Samsung Deletes Frightening Tweet Warning That Its Smart TVs Can Get Viruses

A screenshot from the video Samsung attached to the since deleted tweet. (Screenshot: Samsung)

The internet of things, in which all of our gadgets are plugged into data connections, will bring some terrible downsides along with its conveniences. We were blessed with a reminder of this uneasy future when Samsung’s Twitter account for customer support tweeted a guide to performing a security scan on your television. Then Samsung deleted the tweet.

We’ve reached out to learn precisely why the tweet, which was first spotted by The Verge, was deleted because as awful and apocalyptic as it feels to run a virus scan on a TV, it’s increasingly necessary given the complexity of modern TV operation systems. You should add your TV to the list of devices you need to actively maintain with security updates.

A screenshot of the since deleted tweet. (Screenshot: Twitter)

Not every TV Samsung makes uses the same smart TV operating system.
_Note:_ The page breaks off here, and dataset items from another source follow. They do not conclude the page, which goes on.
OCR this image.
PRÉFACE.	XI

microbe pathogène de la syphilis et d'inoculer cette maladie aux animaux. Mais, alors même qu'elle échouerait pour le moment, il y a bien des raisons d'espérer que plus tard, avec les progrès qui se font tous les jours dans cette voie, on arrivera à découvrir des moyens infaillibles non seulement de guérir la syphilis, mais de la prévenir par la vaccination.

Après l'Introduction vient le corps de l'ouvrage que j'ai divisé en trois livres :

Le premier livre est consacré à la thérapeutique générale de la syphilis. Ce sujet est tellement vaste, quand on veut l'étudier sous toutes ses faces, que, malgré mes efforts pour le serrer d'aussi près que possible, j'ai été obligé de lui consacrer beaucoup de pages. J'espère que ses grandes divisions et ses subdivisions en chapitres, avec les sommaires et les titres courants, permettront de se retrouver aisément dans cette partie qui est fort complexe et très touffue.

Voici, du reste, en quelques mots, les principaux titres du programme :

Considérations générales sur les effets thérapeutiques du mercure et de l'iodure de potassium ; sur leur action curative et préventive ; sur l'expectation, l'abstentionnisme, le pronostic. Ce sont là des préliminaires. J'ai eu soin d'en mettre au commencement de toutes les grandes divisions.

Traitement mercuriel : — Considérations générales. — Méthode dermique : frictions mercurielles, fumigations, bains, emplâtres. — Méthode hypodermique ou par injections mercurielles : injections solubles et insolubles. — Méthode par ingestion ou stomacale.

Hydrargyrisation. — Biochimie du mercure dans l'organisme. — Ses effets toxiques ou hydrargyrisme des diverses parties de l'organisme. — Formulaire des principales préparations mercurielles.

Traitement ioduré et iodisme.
So this appears to only apply to the QLED lineup that can cost up to $29,999 for an 88-inch 4K set.

In the since-deleted tweet, Samsung takes you through the scanning process step by step. Mercifully, it appears to be easy to do, according to the video Samsung posted. Just head into the General Settings, choose System Manager and then Smart Security and hit Scan. It’s not like you need to go and download a whole new service or pay for one or deal with obnoxious McAfee or Norton pop-ups. But you still have to keep your Samsung QLED TV up to date and regularly scan it (there doesn’t appear to be a setting for scheduling scans).

I don’t have to tell you that a reality in which we’re all constantly scanning our constantly expanding army of internet-connected devices is very unappealing. No one wants to run a scan for viruses on their TV. Most people are hard-pressed to do it on laptops and phones.
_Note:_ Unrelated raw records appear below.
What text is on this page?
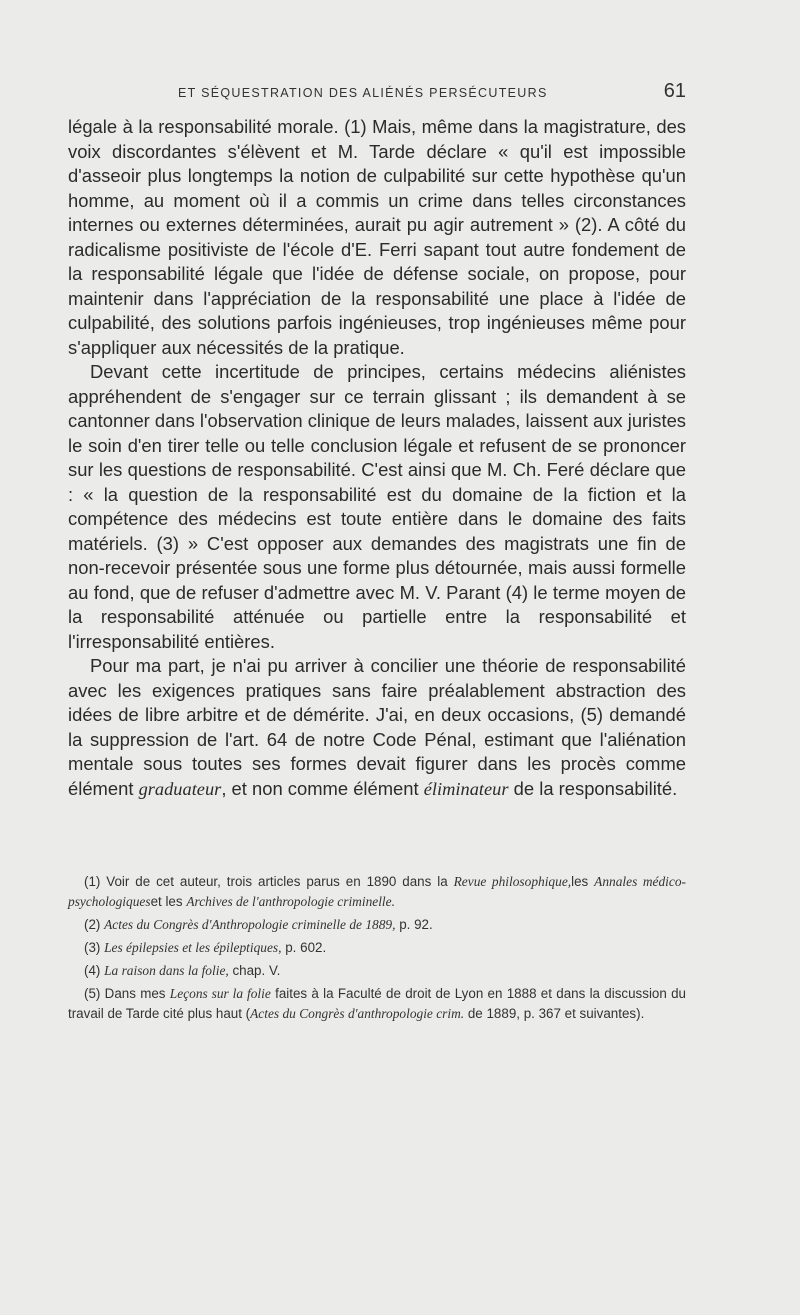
ET SÉQUESTRATION DES ALIÉNÉS PERSÉCUTEURS	61

légale à la responsabilité morale. (1) Mais, même dans la magistrature, des voix discordantes s'élèvent et M. Tarde déclare « qu'il est impossible d'asseoir plus longtemps la notion de culpabilité sur cette hypothèse qu'un homme, au moment où il a commis un crime dans telles circonstances internes ou externes déterminées, aurait pu agir autrement » (2). A côté du radicalisme positiviste de l'école d'E. Ferri sapant tout autre fondement de la responsabilité légale que l'idée de défense sociale, on propose, pour maintenir dans l'appréciation de la responsabilité une place à l'idée de culpabilité, des solutions parfois ingénieuses, trop ingénieuses même pour s'appliquer aux nécessités de la pratique.

Devant cette incertitude de principes, certains médecins aliénistes appréhendent de s'engager sur ce terrain glissant ; ils demandent à se cantonner dans l'observation clinique de leurs malades, laissent aux juristes le soin d'en tirer telle ou telle conclusion légale et refusent de se prononcer sur les questions de responsabilité. C'est ainsi que M. Ch. Feré déclare que : « la question de la responsabilité est du domaine de la fiction et la compétence des médecins est toute entière dans le domaine des faits matériels. (3) » C'est opposer aux demandes des magistrats une fin de non-recevoir présentée sous une forme plus détournée, mais aussi formelle au fond, que de refuser d'admettre avec M. V. Parant (4) le terme moyen de la responsabilité atténuée ou partielle entre la responsabilité et l'irresponsabilité entières.

Pour ma part, je n'ai pu arriver à concilier une théorie de responsabilité avec les exigences pratiques sans faire préalablement abstraction des idées de libre arbitre et de démérite. J'ai, en deux occasions, (5) demandé la suppression de l'art. 64 de notre Code Pénal, estimant que l'aliénation mentale sous toutes ses formes devait figurer dans les procès comme élément graduateur, et non comme élément éliminateur de la responsabilité.

(1) Voir de cet auteur, trois articles parus en 1890 dans la Revue philosophique,les Annales médico-psychologiqueset les Archives de l'anthropologie criminelle.

(2) Actes du Congrès d'Anthropologie criminelle de 1889, p. 92.

(3) Les épilepsies et les épileptiques, p. 602.

(4) La raison dans la folie, chap. V.

(5) Dans mes Leçons sur la folie faites à la Faculté de droit de Lyon en 1888 et dans la discussion du travail de Tarde cité plus haut (Actes du Congrès d'anthropologie crim. de 1889, p. 367 et suivantes).
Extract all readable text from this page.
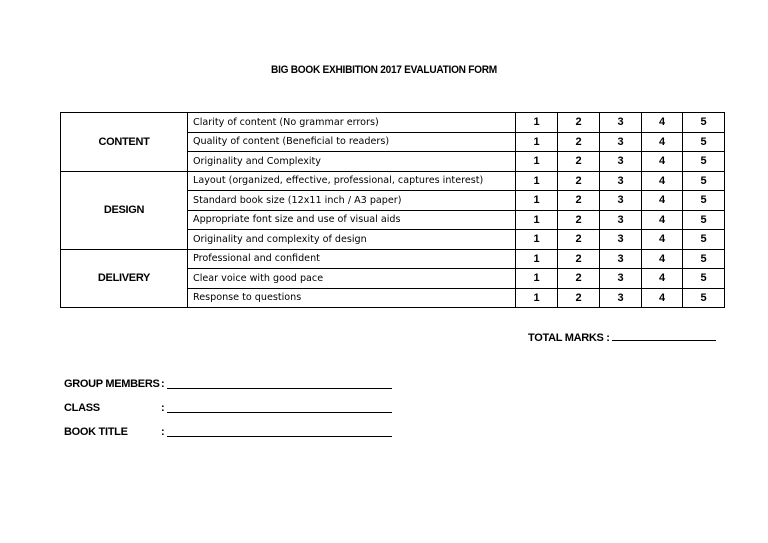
BIG BOOK EXHIBITION 2017 EVALUATION FORM
CONTENT	Clarity of content (No grammar errors)	1	2	3	4	5
	Quality of content (Beneficial to readers)	1	2	3	4	5
	Originality and Complexity	1	2	3	4	5
DESIGN	Layout (organized, effective, professional, captures interest)	1	2	3	4	5
	Standard book size (12x11 inch / A3 paper)	1	2	3	4	5
	Appropriate font size and use of visual aids	1	2	3	4	5
	Originality and complexity of design	1	2	3	4	5
DELIVERY	Professional and confident	1	2	3	4	5
	Clear voice with good pace	1	2	3	4	5
	Response to questions	1	2	3	4	5
TOTAL MARKS :
GROUP MEMBERS :
CLASS	:
BOOK TITLE	:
Virus scans aren’t the first awful outcome of the IoT future that Samsung and other companies are racing to deliver. Years ago, Samsung had to apologise because a privacy policy suggested it might collect sensitive audio data from you. Then last year, Consumer Reports discovered that hackers could potentially control any Samsung QLED TV, allowing them to change channels, volume, or to play unwanted YouTube videos. Now there’s this friendly, if excruciating, reminder that your TV is vulnerable to malicious software attacks as well.
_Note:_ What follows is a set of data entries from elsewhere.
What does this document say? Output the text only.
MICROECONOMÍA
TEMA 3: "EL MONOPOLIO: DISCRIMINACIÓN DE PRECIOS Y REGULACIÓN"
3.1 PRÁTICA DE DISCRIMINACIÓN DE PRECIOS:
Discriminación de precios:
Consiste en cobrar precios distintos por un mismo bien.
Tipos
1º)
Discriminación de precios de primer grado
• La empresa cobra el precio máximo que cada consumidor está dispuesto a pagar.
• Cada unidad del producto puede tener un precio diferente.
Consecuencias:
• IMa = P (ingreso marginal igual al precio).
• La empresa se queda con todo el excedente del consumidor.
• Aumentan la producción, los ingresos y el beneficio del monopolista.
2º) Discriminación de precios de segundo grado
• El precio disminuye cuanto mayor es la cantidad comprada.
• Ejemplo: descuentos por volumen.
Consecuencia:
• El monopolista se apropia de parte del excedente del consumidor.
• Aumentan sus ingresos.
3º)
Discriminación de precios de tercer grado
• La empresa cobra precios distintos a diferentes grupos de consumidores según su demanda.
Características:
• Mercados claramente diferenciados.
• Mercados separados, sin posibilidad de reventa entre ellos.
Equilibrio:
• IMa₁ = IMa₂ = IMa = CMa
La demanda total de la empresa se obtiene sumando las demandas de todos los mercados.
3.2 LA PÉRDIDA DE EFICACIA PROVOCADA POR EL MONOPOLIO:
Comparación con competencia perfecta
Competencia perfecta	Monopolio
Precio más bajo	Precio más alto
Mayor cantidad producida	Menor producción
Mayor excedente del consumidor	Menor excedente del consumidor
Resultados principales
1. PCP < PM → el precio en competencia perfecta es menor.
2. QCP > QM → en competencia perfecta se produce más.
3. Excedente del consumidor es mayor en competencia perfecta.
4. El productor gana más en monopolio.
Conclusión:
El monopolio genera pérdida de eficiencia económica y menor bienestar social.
It’s enough to make a person long for a dumb TV. That old tube TV my parents had may have weighed as much as a car, but I never had to worry about scanning it for viruses.

As for why Samsung decided to remind us of our doom, only to snatch away the reminder in under four hours—there’s no word yet. We’ve reached out to Samsung for clarity on the subject and will update once we know more.